Stock Image of FarmerDifferent stock images

Usually, when small businesses advertise their services, they show pictures of their staff, their events, their brick-and-mortars, etc. If they show asset images, they typically represent the high end of the value spectrum of their preferred asset categories. These images are typically not items from past auctions but stock photography of dramatic staging and/or brand-new assets. What these marketers typically don’t show is other sellers—or stock images of people who look like their typical sellers. One of my clients has used an image I love, when mailing to farmers with options about what to do with a life’s worth of assets. Can you see why this image would draw a pending rural retiree into the sales pitch?

Different headlines

The easiest and cheapest way to adapt any advertising to take advantage of buyer self-interest is changing your prominent text. Most auctioneers lead with “AUCTION,” because auctions are how they see their projects, their schedules, and the assets they sell. In fact, bid calling is even part of their identity and self worth.

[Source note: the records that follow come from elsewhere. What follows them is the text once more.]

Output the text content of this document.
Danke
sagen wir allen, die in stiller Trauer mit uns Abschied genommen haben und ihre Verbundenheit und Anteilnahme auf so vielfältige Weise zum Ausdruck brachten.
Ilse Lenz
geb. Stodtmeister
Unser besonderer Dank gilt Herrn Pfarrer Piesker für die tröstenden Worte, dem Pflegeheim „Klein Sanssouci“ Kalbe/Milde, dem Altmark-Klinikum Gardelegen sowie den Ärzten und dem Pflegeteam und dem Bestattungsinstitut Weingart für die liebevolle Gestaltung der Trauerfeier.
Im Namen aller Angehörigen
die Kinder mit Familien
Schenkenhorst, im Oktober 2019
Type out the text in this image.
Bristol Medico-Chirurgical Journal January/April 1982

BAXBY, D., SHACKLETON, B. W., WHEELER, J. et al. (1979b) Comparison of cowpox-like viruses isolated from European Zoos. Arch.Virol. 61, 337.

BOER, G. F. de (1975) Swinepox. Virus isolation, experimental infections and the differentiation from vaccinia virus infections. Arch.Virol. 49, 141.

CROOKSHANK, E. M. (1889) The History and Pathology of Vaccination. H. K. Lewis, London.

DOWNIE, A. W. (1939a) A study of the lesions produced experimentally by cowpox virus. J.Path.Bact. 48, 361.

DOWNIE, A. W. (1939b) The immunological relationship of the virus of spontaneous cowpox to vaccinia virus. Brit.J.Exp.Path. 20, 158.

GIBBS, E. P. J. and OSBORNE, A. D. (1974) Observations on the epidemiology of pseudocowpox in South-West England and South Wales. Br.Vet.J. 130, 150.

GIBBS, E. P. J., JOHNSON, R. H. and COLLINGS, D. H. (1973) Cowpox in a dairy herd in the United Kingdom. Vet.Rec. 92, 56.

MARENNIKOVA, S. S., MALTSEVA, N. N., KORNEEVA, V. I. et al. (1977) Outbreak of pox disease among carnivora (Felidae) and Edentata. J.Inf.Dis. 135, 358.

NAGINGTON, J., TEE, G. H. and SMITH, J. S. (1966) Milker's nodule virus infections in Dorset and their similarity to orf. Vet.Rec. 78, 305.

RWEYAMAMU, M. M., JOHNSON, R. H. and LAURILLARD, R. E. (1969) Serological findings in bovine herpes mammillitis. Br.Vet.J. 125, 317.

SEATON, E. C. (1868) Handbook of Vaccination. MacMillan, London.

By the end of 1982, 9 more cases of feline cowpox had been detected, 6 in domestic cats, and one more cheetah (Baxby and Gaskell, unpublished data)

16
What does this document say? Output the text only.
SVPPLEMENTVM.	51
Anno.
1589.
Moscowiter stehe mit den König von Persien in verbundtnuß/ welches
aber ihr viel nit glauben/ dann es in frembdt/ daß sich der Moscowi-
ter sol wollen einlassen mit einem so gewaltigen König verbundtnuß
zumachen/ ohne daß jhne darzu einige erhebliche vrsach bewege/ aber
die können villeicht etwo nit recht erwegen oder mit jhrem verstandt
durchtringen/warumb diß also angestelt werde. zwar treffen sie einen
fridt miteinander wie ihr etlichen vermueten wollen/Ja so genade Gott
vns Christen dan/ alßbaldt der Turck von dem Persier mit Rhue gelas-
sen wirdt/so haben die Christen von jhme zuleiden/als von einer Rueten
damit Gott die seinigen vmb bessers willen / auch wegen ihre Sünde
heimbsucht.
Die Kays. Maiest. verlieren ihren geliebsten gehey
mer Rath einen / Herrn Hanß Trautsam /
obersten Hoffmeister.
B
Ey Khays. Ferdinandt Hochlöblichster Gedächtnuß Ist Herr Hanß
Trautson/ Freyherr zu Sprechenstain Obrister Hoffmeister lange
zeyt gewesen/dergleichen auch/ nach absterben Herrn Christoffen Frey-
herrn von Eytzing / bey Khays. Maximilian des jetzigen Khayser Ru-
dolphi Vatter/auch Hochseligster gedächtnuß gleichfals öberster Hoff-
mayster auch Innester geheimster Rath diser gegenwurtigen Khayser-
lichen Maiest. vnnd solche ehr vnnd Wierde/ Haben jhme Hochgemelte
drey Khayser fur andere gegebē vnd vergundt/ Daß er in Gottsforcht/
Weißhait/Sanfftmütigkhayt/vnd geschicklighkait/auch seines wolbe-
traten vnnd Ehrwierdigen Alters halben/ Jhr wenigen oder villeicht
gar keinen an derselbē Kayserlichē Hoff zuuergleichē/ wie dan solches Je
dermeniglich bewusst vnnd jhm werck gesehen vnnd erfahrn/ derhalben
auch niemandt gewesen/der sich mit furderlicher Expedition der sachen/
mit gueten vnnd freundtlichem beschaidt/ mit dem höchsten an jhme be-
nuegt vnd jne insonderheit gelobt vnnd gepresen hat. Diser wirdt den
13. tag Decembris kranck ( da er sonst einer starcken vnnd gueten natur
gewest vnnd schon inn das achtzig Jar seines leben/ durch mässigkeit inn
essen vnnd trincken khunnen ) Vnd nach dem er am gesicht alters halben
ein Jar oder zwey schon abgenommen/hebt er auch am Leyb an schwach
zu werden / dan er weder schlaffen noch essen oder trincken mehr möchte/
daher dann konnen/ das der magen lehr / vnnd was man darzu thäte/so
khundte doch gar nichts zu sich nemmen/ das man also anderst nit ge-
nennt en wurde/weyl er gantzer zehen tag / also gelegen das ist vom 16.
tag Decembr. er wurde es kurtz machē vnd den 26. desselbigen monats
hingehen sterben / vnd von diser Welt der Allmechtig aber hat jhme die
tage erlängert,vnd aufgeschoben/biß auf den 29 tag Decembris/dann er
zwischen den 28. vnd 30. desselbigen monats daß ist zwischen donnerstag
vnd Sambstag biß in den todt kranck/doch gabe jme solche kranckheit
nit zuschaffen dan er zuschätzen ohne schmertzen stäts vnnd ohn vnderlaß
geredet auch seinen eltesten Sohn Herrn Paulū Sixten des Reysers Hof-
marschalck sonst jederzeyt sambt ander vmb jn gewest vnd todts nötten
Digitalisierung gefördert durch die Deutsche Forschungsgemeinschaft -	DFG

The problem is that buyers don’t buy auctions. They want or need assets. They will visit multiple venues and/or websites until they find what they want at the price they want. Auction only factors into that decision, if they think they can get their item more quickly, more easily, and/or more inexpensively at your auction. If you’re not offering timed online bidding or the option to “buy it now” at a reserve price, “auction” might actually be the least convenience purchase method. Then, you’ll be left having to hope for either a patient buyer or for auction day bidder frenzy to overcome the presumption of low sale prices—since that will be their motivation to wait to purchase, if they’re in immediate need or want for the asset.

So, sell the asset first. Use most of the text selling items (or for benefit auctions: the cause or organization). Only then, tell them how and where they can bid and whether there is a reserve on the asset(s) or not. It’s not deceit. It’s adaptation to the realities of our culture’s consumer base.

If we’re not adapting to buyer self-interest, then whose self-interest is guiding our advertising?

Unless we as the advertiser are also the ones buying our services or assets, why should we expect that strategy to work?